Kemudian salah satu waitress mencatat menu makanan mereka.
Ponsel Pak Candra berdering panjang bertanda jika ada panggilan masuk. "Aku permisi dulu." Pak Candra menujukkan ponselnya yang berarti jika dirinya ingin mengangkat telepon. Lalu segera menjauh dari sana.
"Ya, Pak. Tidak apa-apa," jawab Gerald.
"Semoga putri Bapak cepat sembuh," ucap Anaya dengan tulus.
"Iya, terima kasih. Dan kalian jangan khawatir, aku tetap mentraktir kalian," ucap Pak Candra berjalan menuju kasir, lalu membayar pesanan dua muridnya.
"Pak, terima kasih," ucap Gerald kepada Pak Candra yang sudah akan keluar dari restoran tersebut.
Pak Candra mengangkat jempol tangannya di iringi dengan senyuman, lalu segera keluar dari restoran tersebut.
Anaya dan Gerald saling pandang, lalu mereka menghela nafas bersamaan.
"Kenapa kita terlihat seperti sedang kencan but—" Gerald segera membekap mulutnya saat dirinya hampir keceplosan berbicara.
"Kencan apa?
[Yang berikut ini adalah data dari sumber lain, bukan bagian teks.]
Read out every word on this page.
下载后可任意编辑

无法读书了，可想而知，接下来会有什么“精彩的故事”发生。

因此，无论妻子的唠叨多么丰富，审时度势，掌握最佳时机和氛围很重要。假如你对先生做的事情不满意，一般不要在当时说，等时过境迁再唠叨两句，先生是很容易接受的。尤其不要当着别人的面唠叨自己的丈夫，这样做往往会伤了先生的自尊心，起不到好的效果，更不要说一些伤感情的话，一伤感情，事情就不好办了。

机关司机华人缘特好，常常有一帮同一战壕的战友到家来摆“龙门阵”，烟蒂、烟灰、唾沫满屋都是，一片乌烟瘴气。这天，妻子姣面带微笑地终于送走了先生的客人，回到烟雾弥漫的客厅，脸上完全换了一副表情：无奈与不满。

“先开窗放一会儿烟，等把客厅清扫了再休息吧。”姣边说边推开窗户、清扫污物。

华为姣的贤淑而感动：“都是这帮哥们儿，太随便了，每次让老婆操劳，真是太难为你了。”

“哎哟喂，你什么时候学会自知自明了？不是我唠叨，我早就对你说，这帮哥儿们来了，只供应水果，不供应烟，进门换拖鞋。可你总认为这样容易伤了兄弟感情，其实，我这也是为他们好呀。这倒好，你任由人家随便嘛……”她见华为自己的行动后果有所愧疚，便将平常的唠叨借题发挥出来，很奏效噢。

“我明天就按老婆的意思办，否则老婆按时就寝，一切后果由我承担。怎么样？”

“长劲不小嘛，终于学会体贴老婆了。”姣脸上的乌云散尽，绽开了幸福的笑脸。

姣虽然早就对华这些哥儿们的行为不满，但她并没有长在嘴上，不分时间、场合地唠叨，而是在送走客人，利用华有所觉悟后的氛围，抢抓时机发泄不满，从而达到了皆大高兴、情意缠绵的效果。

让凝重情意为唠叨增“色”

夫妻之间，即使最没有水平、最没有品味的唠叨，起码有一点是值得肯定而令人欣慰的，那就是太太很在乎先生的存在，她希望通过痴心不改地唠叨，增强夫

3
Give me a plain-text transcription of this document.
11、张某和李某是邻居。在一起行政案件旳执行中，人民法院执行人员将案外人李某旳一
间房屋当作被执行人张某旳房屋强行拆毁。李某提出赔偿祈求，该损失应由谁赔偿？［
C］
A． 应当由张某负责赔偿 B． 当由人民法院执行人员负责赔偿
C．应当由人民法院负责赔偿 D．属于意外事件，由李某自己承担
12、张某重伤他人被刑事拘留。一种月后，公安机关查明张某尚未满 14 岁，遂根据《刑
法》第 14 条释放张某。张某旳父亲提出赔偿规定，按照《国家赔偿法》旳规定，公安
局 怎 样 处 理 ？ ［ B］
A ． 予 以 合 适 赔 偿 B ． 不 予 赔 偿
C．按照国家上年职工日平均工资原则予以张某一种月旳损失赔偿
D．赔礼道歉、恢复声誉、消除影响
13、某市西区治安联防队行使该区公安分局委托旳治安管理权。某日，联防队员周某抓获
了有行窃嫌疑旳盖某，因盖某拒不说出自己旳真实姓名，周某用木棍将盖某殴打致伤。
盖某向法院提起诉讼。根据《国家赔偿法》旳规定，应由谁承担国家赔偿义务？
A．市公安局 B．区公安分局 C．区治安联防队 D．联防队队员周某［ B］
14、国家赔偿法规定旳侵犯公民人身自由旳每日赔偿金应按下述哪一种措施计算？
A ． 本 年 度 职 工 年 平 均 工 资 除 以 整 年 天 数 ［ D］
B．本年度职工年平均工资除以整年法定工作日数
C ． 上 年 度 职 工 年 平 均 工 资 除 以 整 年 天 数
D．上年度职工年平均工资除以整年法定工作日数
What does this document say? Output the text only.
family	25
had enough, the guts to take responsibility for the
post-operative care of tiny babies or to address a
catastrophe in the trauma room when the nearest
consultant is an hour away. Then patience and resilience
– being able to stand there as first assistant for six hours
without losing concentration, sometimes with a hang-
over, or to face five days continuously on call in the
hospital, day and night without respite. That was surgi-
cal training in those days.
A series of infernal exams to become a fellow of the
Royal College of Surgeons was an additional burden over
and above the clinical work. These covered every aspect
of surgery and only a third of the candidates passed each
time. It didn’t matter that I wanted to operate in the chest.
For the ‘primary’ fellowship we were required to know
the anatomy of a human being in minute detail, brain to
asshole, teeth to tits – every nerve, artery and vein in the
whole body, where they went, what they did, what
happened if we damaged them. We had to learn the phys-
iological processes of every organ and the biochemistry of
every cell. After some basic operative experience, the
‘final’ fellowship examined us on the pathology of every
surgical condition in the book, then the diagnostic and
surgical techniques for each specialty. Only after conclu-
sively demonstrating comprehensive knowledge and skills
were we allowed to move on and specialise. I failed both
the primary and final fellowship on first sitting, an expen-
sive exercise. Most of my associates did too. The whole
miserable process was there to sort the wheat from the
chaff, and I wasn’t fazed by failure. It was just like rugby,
Kencan buta?" tanya Anaya membuat Gerald menjadi salah tingkah.
"Emh, bukan ..." Gerald menggaruk tengkuknya yang tidak gatal, lalu memalingkan wajahnya yang bersemu merah.
Pesanan mereka datang, sudah tersaji di atas meja. Obrolan mereka terjeda karena mereka fokus pada makanan masing-masing.
Selesai menghabiskan makanan mereka, Gerald dan Anaya keluar dari restoran tersebut.
"Aku antar pulang, Nay," ucap Gerald kepada Anaya.
Anaya tersenyum tipis lalu mengangguk pelan. "Tunggu deh. Aku baru sadar kalau kamu sekarang bicaranya sudah nggak pakai Gue-Lo," ucap Anaya.
Gerald tersenyum menanggapinya, lalu memakaikan helm ke kepala Anaya.
"Memangnya kenapa?" tanya Gerald menatap wajah cantik Anaya dengan dalam.